Cabang-cabang ilmu Musthalah hadits:
a. Cabang yang berpangkal pada sanad anatara lain:
1) Ilmu rijali’l hadits
2) Ilmu thabaqati’r ruwah
3) Ilmu tarikh rijalil hadits
4) Ilmu jarh wa ta’dil
b. Cabang-cabang berpangkal pada matan, antara lain:
1) Ilmu gharibil hadits
2) Ilmu asbabil mutun
3) Ilmu tawarikhil hadits
4) Ilmu talfiqil hadits
c. Cabang-cabang yang berpangkal pada sanad dan matan:
1) Ilmu ilalil hadits.
Obyek ilmu musthalah hadits adalah meneliti kelakuan rawi dan keadaan marwinya (sanad dan matan). Menurut sebagian ulama yang menjadi obyeknya ialah Rasulullah SAW sendiri dalam kedudukannya sebagai Rasulullah.
Tujuan mempelajari ilmu musthalah hadits adalah untuk menetapkan diterima atau ditolaknya suatu hadits. Sehingga hadits tersebut dapat di sebut hadits shahih atau bukan dalam mempelajari ilmu mustholah hadits salah satu yang harus diperhatikan ialah keadaan sanad, menurut bahasa sanad berarti sandaran, yang dapat dipercayai. Sedangkan menurut istilah adalah jalan yang dapat menghubungkan matan hadits kepada Nabi Muhammad SAW. salah satu syarat sanad agar hadits tersebut memenuhi kaidah-kaidah hadits diroyah adalah sanadnya tidak terputus, artinya antara rawi satu dan rawi lainnya bersambung dan antara rawi satu dan rawi lainnya tidak boleh ada yang fasiq dan tertuduh dusta. Jika ada salah satu rawi yang mempunyai sifat tersebut, maka hadits tersebut tidak dapat dijadikan hujjah untuk menetapkan suatu hukum.
Sementara itu matan adalah penghujung sanad yaitu sabda Nabi Muhammad SAW, atau biasa disebut isi hadits itu sendiri.
Selain sanad dan matan yang harus diperhatikan adalah sifat-sifat rawi. Rawi adalah orang yang meriwayatkan suatu hadits. Syarat-syarat yang harus dipenuhi oleh seorang perawi agar hadits tersebut dapat diterima adalah:
a. Islam
b. Aqil baliqh (mukallaf)
c. Adil
d. Kuat ingatan
Yang dimaksud perawi harus adil adalah:
a. Perawi harus taat dan menjauhi perbuatan maksiat
b. Perawi harus menjauhi dosa yang kecil maupun yang besar dan sopan santun
c. Tidak melakukan perkara-perkara mubah
d. Tidak mengikuti pendapat salah satu Madzhab yang bertentangan dengan dasar syara’

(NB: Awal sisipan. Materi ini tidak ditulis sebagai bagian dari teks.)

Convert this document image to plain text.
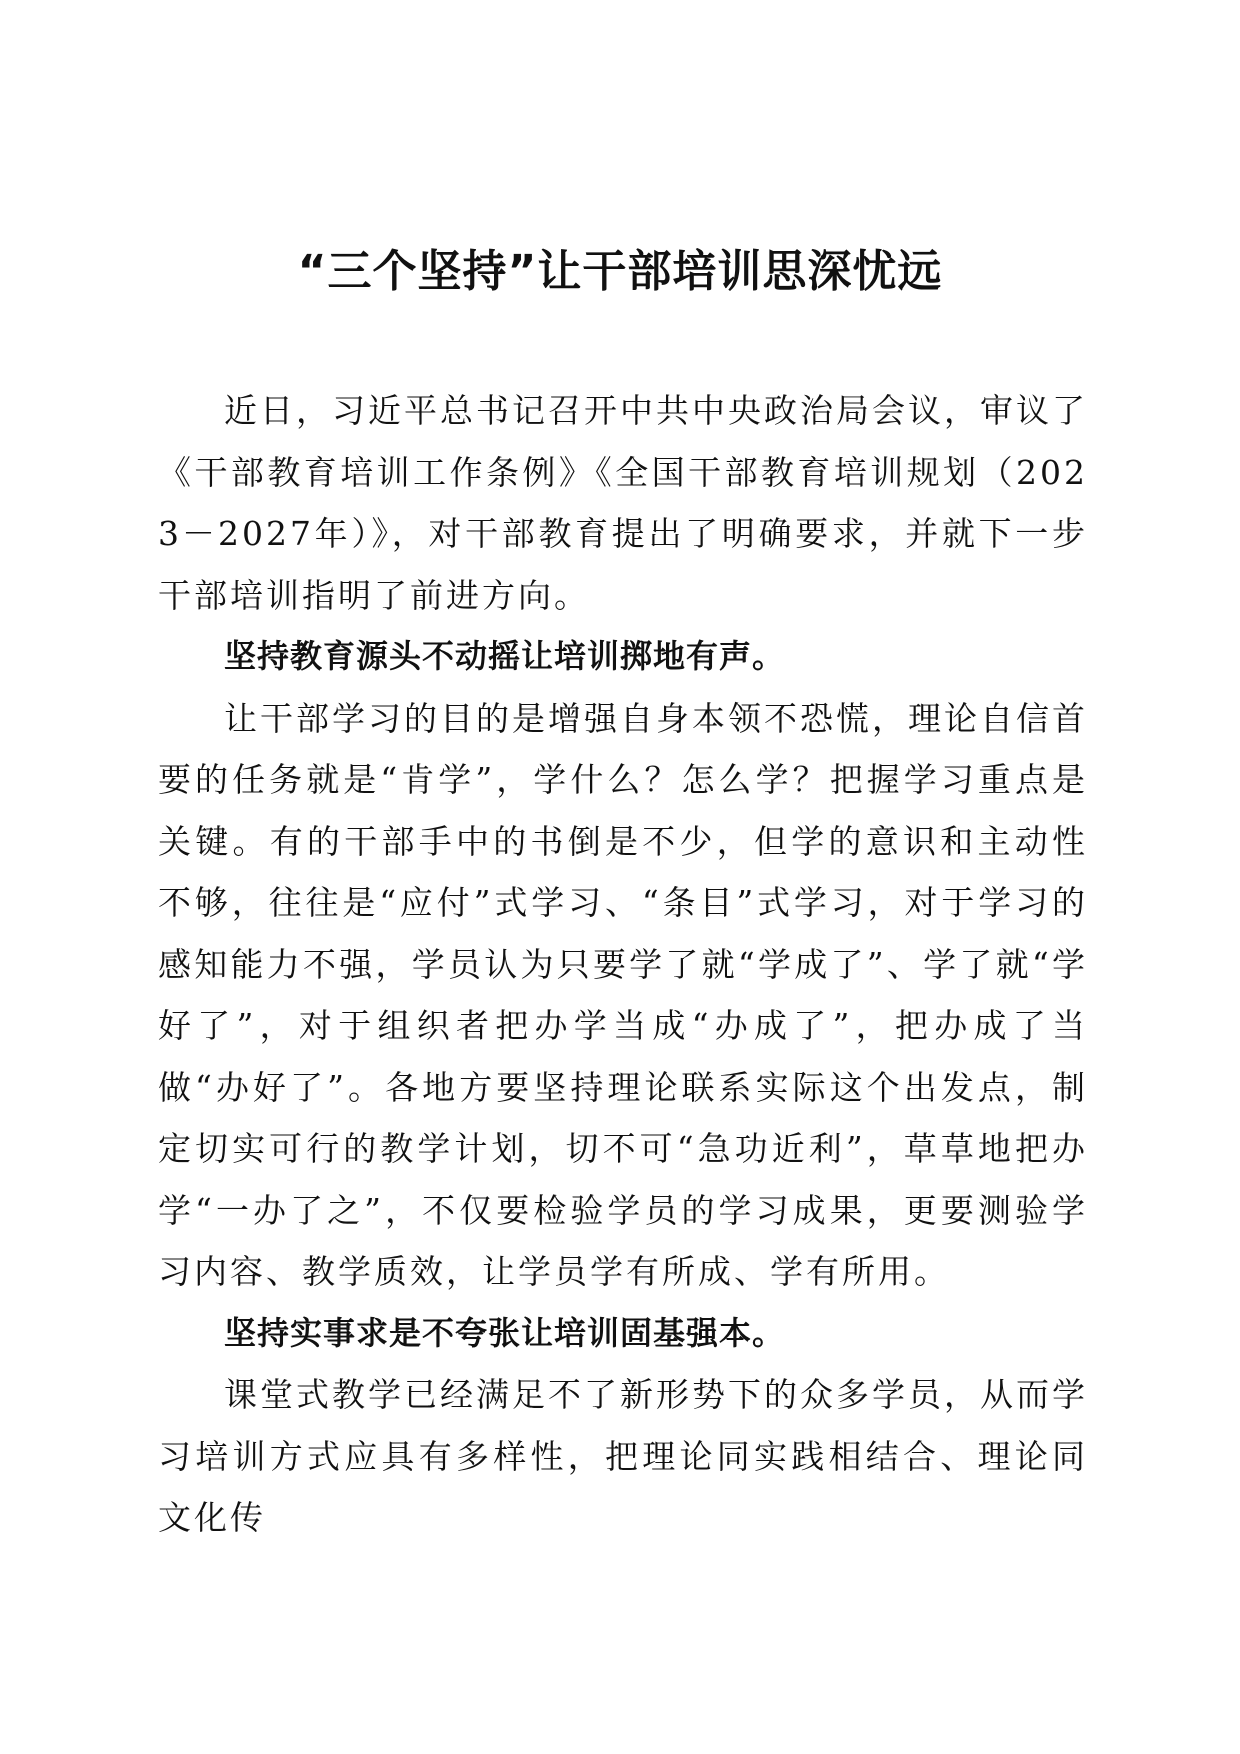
“三个坚持”让干部培训思深忧远

近日，习近平总书记召开中共中央政治局会议，审议了《干部教育培训工作条例》《全国干部教育培训规划（2023－2027年）》，对干部教育提出了明确要求，并就下一步干部培训指明了前进方向。

坚持教育源头不动摇让培训掷地有声。

让干部学习的目的是增强自身本领不恐慌，理论自信首要的任务就是“肯学”，学什么？怎么学？把握学习重点是关键。有的干部手中的书倒是不少，但学的意识和主动性不够，往往是“应付”式学习、“条目”式学习，对于学习的感知能力不强，学员认为只要学了就“学成了”、学了就“学好了”，对于组织者把办学当成“办成了”，把办成了当做“办好了”。各地方要坚持理论联系实际这个出发点，制定切实可行的教学计划，切不可“急功近利”，草草地把办学“一办了之”，不仅要检验学员的学习成果，更要测验学习内容、教学质效，让学员学有所成、学有所用。

坚持实事求是不夸张让培训固基强本。

课堂式教学已经满足不了新形势下的众多学员，从而学习培训方式应具有多样性，把理论同实践相结合、理论同文化传
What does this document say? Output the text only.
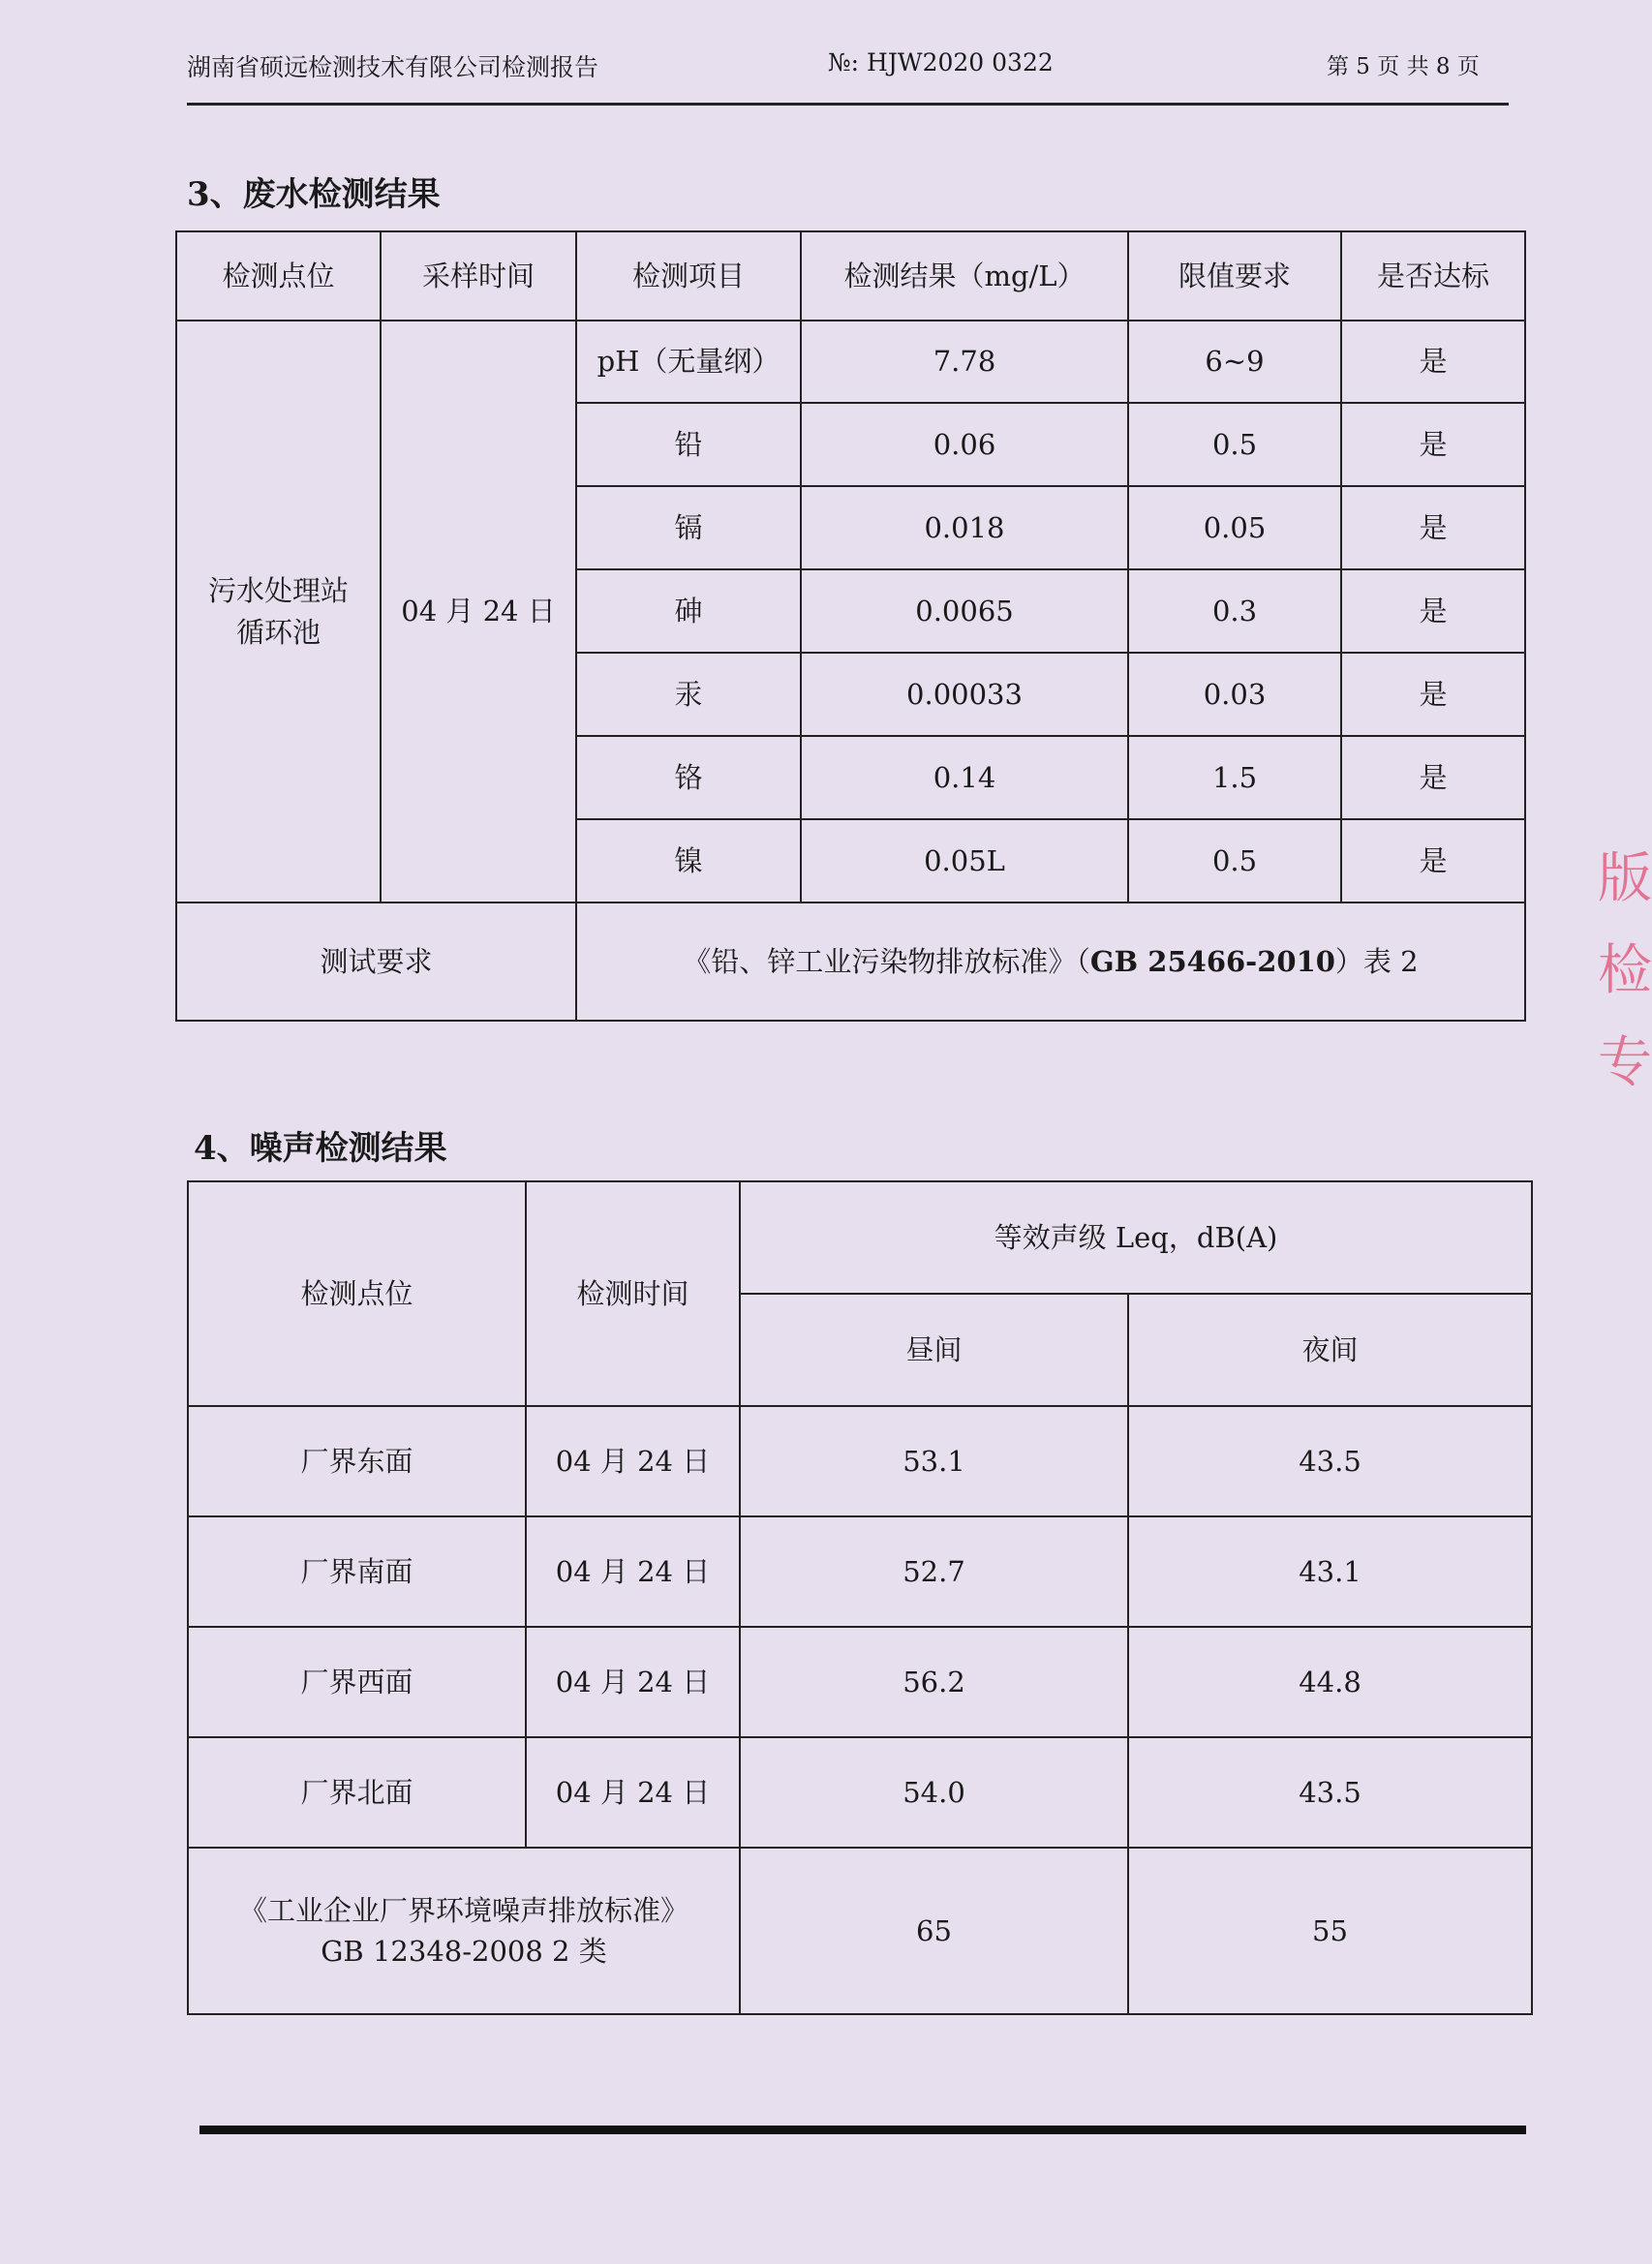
湖南省硕远检测技术有限公司检测报告	№: HJW2020 0322	第 5 页 共 8 页
3、废水检测结果
检测点位	采样时间	检测项目	检测结果（mg/L）	限值要求	是否达标

污水处理站
循环池	04 月 24 日	pH（无量纲）	7.78	6~9	是
		铅	0.06	0.5	是
		镉	0.018	0.05	是
		砷	0.0065	0.3	是
		汞	0.00033	0.03	是
		铬	0.14	1.5	是
		镍	0.05L	0.5	是
测试要求		《铅、锌工业污染物排放标准》（GB 25466-2010）表 2			
4、噪声检测结果
检测点位	检测时间	等效声级 Leq，dB(A)	
		昼间	夜间
厂界东面	04 月 24 日	53.1	43.5
厂界南面	04 月 24 日	52.7	43.1
厂界西面	04 月 24 日	56.2	44.8
厂界北面	04 月 24 日	54.0	43.5

《工业企业厂界环境噪声排放标准》
GB 12348-2008 2 类		65	55
版
检
专
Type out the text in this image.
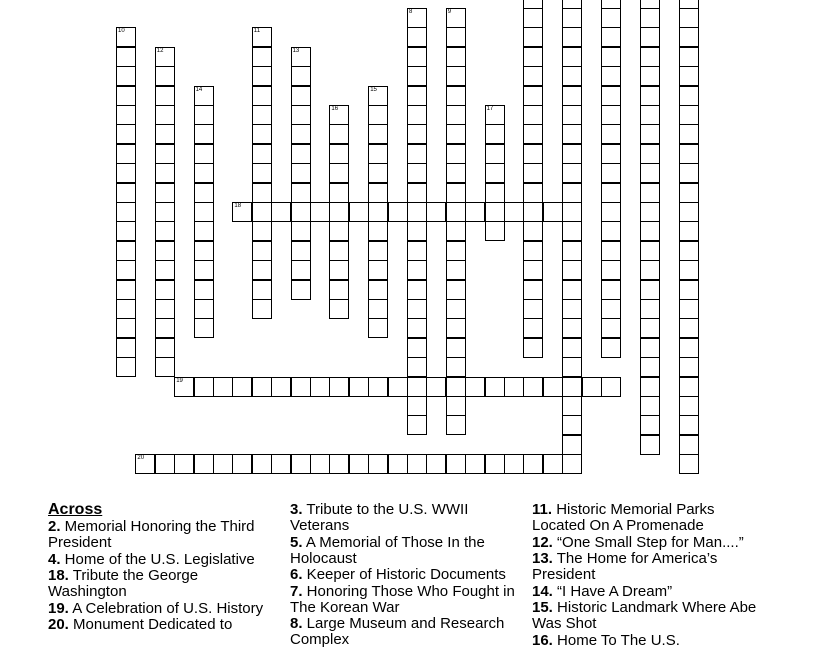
8	9
10	11
12	13
14	15
16	17
18
19
20
Across
2. Memorial Honoring the Third President
4. Home of the U.S. Legislative
18. Tribute the George Washington
19. A Celebration of U.S. History
20. Monument Dedicated to
3. Tribute to the U.S. WWII Veterans
5. A Memorial of Those In the Holocaust
6. Keeper of Historic Documents
7. Honoring Those Who Fought in The Korean War
8. Large Museum and Research Complex
11. Historic Memorial Parks Located On A Promenade
12. “One Small Step for Man....”
13. The Home for America’s President
14. “I Have A Dream”
15. Historic Landmark Where Abe Was Shot
16. Home To The U.S.
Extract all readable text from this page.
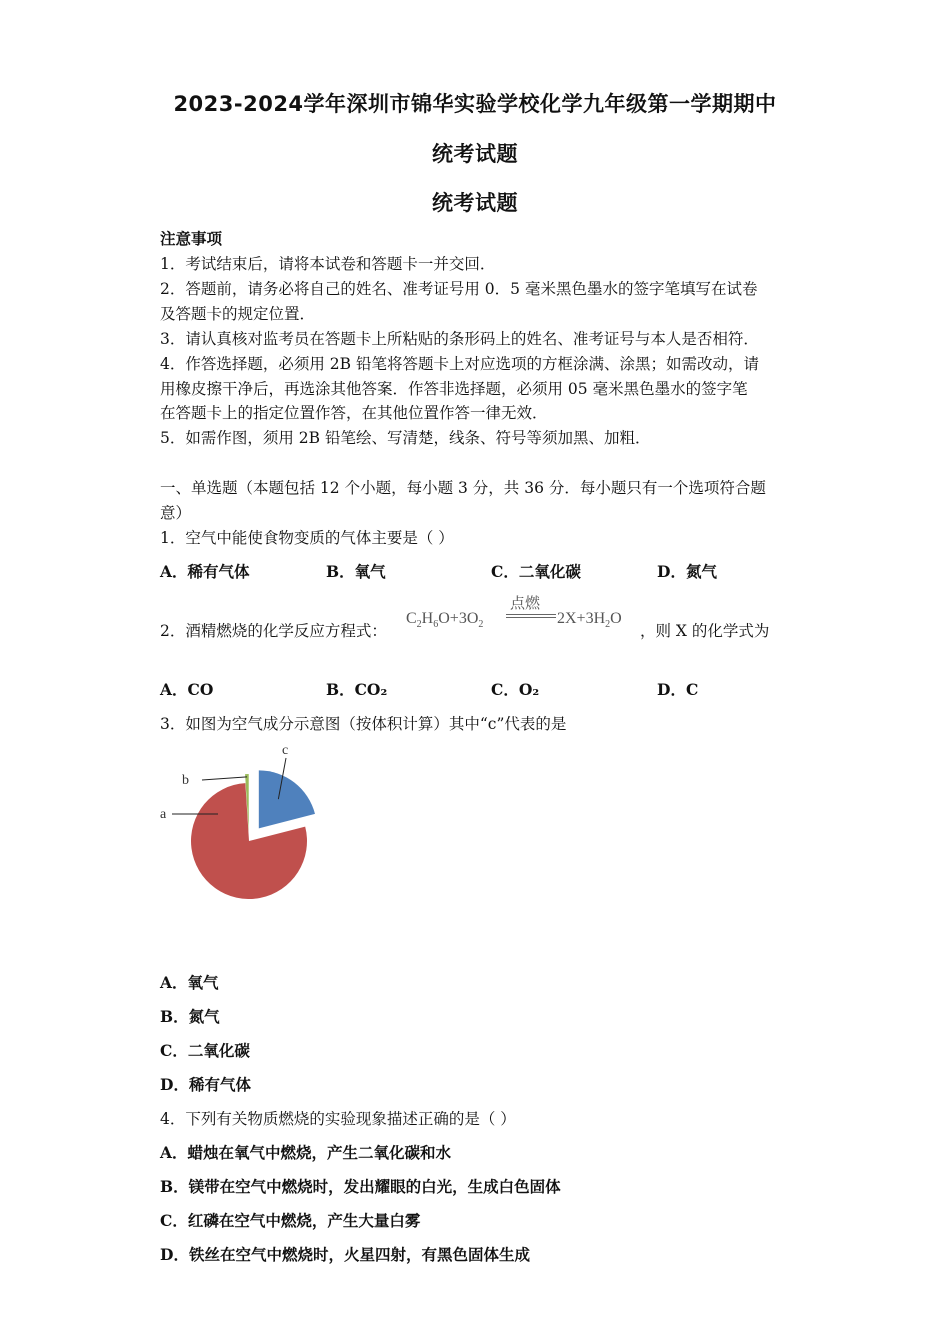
2023-2024学年深圳市锦华实验学校化学九年级第一学期期中
统考试题
统考试题
注意事项
1．考试结束后，请将本试卷和答题卡一并交回．
2．答题前，请务必将自己的姓名、准考证号用 0．5 毫米黑色墨水的签字笔填写在试卷
及答题卡的规定位置．
3．请认真核对监考员在答题卡上所粘贴的条形码上的姓名、准考证号与本人是否相符．
4．作答选择题，必须用 2B 铅笔将答题卡上对应选项的方框涂满、涂黑；如需改动，请
用橡皮擦干净后，再选涂其他答案．作答非选择题，必须用 05 毫米黑色墨水的签字笔
在答题卡上的指定位置作答，在其他位置作答一律无效．
5．如需作图，须用 2B 铅笔绘、写清楚，线条、符号等须加黑、加粗．
一、单选题（本题包括 12 个小题，每小题 3 分，共 36 分．每小题只有一个选项符合题
意）
1．空气中能使食物变质的气体主要是（ ）
A．稀有气体	B．氧气	C．二氧化碳	D．氮气
2．酒精燃烧的化学反应方程式：
$C_2H_6O+3O_2$
点燃
$2X+3H_2O$
，则 X 的化学式为
A．CO	B．CO₂	C．O₂	D．C
3．如图为空气成分示意图（按体积计算）其中“c”代表的是
c
b
a
A．氧气
B．氮气
C．二氧化碳
D．稀有气体
4．下列有关物质燃烧的实验现象描述正确的是（ ）
A．蜡烛在氧气中燃烧，产生二氧化碳和水
B．镁带在空气中燃烧时，发出耀眼的白光，生成白色固体
C．红磷在空气中燃烧，产生大量白雾
D．铁丝在空气中燃烧时，火星四射，有黑色固体生成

Sedangkan yang dimaksud dengan kuat ingatannya adalah perawi tersebut ingatannya harus lebih banyak dari lupanya dan kebenarannya lebih banyak daripada kelupaannya.
Dengan melihat uraiah ilmu hadits riwayah dan ilmu hadits dirayah diatas, tergambar adanya kaitan yang sangat erat, yang antara satu dan lainnya tidak dapat dipisahkan. Hal ini karena, setiap ada periwayatan hadits tertentu ada kaidah-kaidah yang dipakai dan diperlukan, baik dalam penerimaannya maupun dalam penyampaiannya kepada pihak lain. Sejalan dengan perjalanan ilmu hadits riwayah, maka ilmu hadits dirayah pun terus berkembang menuju kesempurnaannya, sesuai dengan kebutuhan yang berkaitan langsung dengan perjalanan ilmu hadits riwayah. Oleh karena itu, tidakmungkin ilmu hadits riwayah berdiri sendiri tanpa ilmu hadits dirayah, begitu juga sebaliknya.